"Não apareça aqui sem uma fotógrafa brasileira. Sem a fotógrafa, se você chegar a 100 metros de minha propriedade eu vou te despejar chumbo, seu bastardo.” Esta foi a resposta do Dr. Hunter Thompson a um pedido de entrevista feito há dois anos por ISTOÉ. Ele concordava em falar com a revista desde que o repórter fosse acompanhado por uma bela brasileira. É de duvidar que Thompson, um dos jornalistas mais importantes do século passado nos EUA, fosse mesmo alvejar o correspondente de ISTOÉ, caso resolvesse aparecer em sua cidade, Woody Creek, no Colorado. As pessoas com permissão para visitá-lo – e eram centenas – juravam que o ermitão louco era gente finíssima e amável. Mas o homem tinha muita munição em sua cabana de troncos e era famigerado por atirar contra caixas postais, latas de lixo e animais dos vizinhos. Quem seria capaz de adivinhar onde iria alojar uma dessas balas? No domingo 20, aos 67 anos, ele disparou uma delas com uma pistola 45 contra a própria cabeça. Foi encontrado morto por seu filho Juan Thompson.

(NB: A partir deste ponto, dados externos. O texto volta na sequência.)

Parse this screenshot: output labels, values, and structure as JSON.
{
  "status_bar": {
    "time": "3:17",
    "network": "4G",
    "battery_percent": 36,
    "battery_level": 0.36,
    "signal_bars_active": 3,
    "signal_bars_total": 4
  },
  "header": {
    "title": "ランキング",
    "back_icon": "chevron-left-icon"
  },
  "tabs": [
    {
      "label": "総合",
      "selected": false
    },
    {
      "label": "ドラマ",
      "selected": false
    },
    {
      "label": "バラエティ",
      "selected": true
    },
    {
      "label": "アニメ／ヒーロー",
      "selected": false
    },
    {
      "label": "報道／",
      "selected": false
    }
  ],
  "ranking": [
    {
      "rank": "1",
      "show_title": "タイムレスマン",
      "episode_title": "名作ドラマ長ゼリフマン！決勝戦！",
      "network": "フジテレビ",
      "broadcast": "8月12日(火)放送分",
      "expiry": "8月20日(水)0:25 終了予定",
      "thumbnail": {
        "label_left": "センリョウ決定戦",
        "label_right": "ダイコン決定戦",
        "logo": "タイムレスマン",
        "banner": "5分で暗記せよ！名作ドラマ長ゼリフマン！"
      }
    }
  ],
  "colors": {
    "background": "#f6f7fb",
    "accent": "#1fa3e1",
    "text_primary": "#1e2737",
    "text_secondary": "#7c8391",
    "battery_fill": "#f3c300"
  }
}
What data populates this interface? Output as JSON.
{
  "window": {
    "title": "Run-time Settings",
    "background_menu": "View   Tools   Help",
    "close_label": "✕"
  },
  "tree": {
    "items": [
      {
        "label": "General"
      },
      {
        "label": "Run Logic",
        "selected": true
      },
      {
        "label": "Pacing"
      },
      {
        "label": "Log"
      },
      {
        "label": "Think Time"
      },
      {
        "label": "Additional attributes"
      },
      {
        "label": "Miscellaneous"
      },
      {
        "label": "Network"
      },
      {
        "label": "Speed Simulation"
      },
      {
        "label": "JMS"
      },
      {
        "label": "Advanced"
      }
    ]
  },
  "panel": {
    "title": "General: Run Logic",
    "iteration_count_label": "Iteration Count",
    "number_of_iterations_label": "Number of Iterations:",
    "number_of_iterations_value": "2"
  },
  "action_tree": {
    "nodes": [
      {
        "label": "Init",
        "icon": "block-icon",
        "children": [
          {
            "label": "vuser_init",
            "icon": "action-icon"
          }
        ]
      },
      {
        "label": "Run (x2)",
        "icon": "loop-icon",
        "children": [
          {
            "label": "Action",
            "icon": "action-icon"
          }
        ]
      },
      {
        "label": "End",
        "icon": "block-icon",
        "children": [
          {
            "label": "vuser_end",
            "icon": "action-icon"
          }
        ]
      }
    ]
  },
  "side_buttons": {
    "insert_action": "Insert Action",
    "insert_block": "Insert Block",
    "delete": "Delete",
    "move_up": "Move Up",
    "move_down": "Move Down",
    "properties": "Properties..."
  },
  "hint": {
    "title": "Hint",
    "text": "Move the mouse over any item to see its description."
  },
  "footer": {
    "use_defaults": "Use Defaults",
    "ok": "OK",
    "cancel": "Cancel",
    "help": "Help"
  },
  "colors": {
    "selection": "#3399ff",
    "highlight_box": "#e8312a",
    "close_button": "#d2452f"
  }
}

Deixa, além da mulher, uma longa lista de viúvas. São jornalistas e escritores
de três gerações que foram influenciados pela coleta de dados e narrativa
de Hunter Thompson. Nos compêndios do jornalismo, ele aparece como
um dos pais do chamado New Journalism – o tipo de reportagem que busca na literatura sua inspiração e modus operandi, e que foi consagrado nos anos 60 por nomes como Gay Talese e Tom Wolf. Na verdade, Thompson foi inventor de outra criatura, que ele chamou de Gonzo Journalism – em que o repórter é invasivo, participa da história, e as regras da profissão vão para o espaço. “Não existe observador imparcial. Essa história de imparcialidade do jornalismo é vigarice fascista americana”, dizia o Rei do Gonzo.

O Gonzo, porém, não nasceu pronto. Thompson, natural do Tennessee, começou a carreira jornalística como comentarista esportivo em um jornal da Força Aérea americana. Seu estilo irreverente não agradava aos militares, mas chamou a atenção da imprensa civil. Despido da farda, este jovem boa-pinta e bom de copo foi para publicações famosas, como o semanário Time e o diário The NY Times. Entre 1963 e 1964, vagou pela América Latina, servindo como correspondente freelance no Brasil, na Colômbia e no Peru. O marco do Gonzo foi o livro Fear and loathing in Las Vegas (Ed. Random House, 1972) – traduzido no Brasil para Las Vegas na cabeça (Ed. Brasiliense, 1984). Trata-se de uma orgia de drogas e paranóia, supostamente envolvendo a cobertura de uma prova de motociclismo para a revista Sport Illustrated e que se revela como fotografia da alma americana, seus excessos e futilidades. Na verdade, Thompson foi a Las Vegas levando consigo o advogado Oscar Acosta, que representava o jornalista sindical assassinado Ruben Salazar. Tentava proteger a vida ameaçada de Acosta e,ao mesmo tempo, arrancar-lhe informações sobre o caso. O livro recebeu versão cinematográfica do diretor Terry Gilliam (1998), com o ator Johnny Depp na pele do doutor Thompson.

Depois disso, toneladas de papel e tinta foram transformadas em preciosidades jornalísticas por Hunter Thompson. Exércitos de imitadores tentaram seguir
seus passos. Todos, sem exceção, fracassaram. Os que insistem em ser Gonzo acabam virando o Bozo (o Palhaço). E o próprio Thompson, nos últimos tempos, tornou-se caricatura de si mesmo. Mas ele ainda tinha muita bala na agulha. Infelizmente, a última lhe serviu para terminar a carreira fantástica. Não com um sussurro, mas com um bang.